7802 tweaks per code review
7802 accidentally got merged with 8024 before being reviewed; joint code review by nickm and myself followed. Nothing so objectionable as to merit reverting the merge, but a few points noted (full IRC transcript will be attached):
18:45 < athena> okay, in circuitbuild.c we've got some pretty straightforward functions to query parameters that look
just fine, then a long block of code which is probably where we should be focusing most attention
18:45 < nickm> Right. The "rate" configuration things are all percentages, but I don't see anything that keeps you from
configuring a value below zero or above 100 in config.c. We should note that. NOTE.
18:45 < nickm> (I'm going to grep for NOTE strings.)
18:45 < athena> okay, yeah, those should be checked and clamped, i think
***
18:48 < nickm> I don't like the name "pathbias_check_use_rate" -- "check" is pretty vague. NOTE.

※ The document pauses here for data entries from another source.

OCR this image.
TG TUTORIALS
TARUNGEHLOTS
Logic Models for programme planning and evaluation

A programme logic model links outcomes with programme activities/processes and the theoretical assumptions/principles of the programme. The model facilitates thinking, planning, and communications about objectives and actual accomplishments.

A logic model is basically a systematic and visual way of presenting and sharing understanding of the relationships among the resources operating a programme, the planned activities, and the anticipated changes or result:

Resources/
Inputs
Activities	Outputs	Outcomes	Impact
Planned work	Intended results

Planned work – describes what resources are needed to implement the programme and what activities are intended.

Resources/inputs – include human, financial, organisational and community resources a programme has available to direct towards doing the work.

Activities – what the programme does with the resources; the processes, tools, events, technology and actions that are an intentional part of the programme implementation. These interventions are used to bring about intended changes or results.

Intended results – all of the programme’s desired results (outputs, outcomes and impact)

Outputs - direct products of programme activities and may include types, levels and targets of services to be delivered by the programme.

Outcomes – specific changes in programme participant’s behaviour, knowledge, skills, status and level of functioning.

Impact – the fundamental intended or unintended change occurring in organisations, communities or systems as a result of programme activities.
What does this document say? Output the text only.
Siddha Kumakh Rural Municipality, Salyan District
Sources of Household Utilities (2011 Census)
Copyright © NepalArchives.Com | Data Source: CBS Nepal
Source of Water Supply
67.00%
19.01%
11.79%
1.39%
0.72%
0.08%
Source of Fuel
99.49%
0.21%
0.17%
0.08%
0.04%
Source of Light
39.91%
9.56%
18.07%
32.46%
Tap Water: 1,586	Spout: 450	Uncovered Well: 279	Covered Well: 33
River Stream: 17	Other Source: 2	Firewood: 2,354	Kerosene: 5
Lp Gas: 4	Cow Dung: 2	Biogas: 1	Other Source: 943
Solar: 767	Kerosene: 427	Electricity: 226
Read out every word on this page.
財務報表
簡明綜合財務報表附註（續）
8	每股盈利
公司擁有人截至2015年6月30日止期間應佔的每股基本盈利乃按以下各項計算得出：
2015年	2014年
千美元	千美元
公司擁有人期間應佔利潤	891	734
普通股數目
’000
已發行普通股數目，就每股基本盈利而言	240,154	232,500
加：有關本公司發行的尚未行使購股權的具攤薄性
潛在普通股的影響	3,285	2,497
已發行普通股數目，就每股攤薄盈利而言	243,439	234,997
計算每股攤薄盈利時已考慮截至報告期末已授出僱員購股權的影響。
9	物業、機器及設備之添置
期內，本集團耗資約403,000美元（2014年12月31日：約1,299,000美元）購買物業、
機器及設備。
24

18:48 < nickm> The return; at the end of that function offends me. NOTE.
18:48 < athena> yeah
18:49 < nickm> I think the comment for the next function (pathbias_mark_use_success) may be wrong; the "stat" in the
first sentence should probably be 'state'. and the word "mark" should appear before "it".
18:49 < nickm> NOTE.
***
18:53 < nickm> ooh. In mark_use_success, we check path_state < PATH_STATE_USE_ATTEMPTED. We should make sure that a
comment on path_state_t says that its values must never be reordered or else stuff might break. NOTE
18:54 < athena> did you mean to say pathbias_should_count? i'm not seeing a pathbias_should_close
18:54 < nickm> sorry, should_count
18:55 < athena> okay
18:55 < athena> looks like it ignores circuits that have some purposes, that are one-hop or checks some config options
18:55 < athena> do circuit purposes ever change during the lifetime of a circuit
18:55 < athena> ?
18:56 < nickm> I believe circuit purposes can change under some circumstances, though the rules are nontrivial
18:56 < athena> hmm
18:56 < nickm> maybe we should cache the result of this function if we've ever called it before?
18:56 < nickm> maybe we should warn if it changes?
18:57 < nickm> this isn't a new problem, if it's a problem
18:57 < athena> yeah, we need a detection for that if we can't be sure it doesn't happen
18:57 < nickm> NOTE. Let's ask mike?
***
19:04 < athena> well, the code moves the pathbias_send_usable_probe() to USE_ATTEMPTED; it seems nontrivial to evaluate
the effects of doing that
19:05 < athena> let's note that and move on, and ask mike about it when he's around
19:05 < nickm> right.
19:05 < athena> probably means we should settle on 'revert' for now if there's something like that in there that we
don't understand
19:06 < nickm> oh wait
19:06 < athena> ?
19:06 < nickm> read the description of 7802 again.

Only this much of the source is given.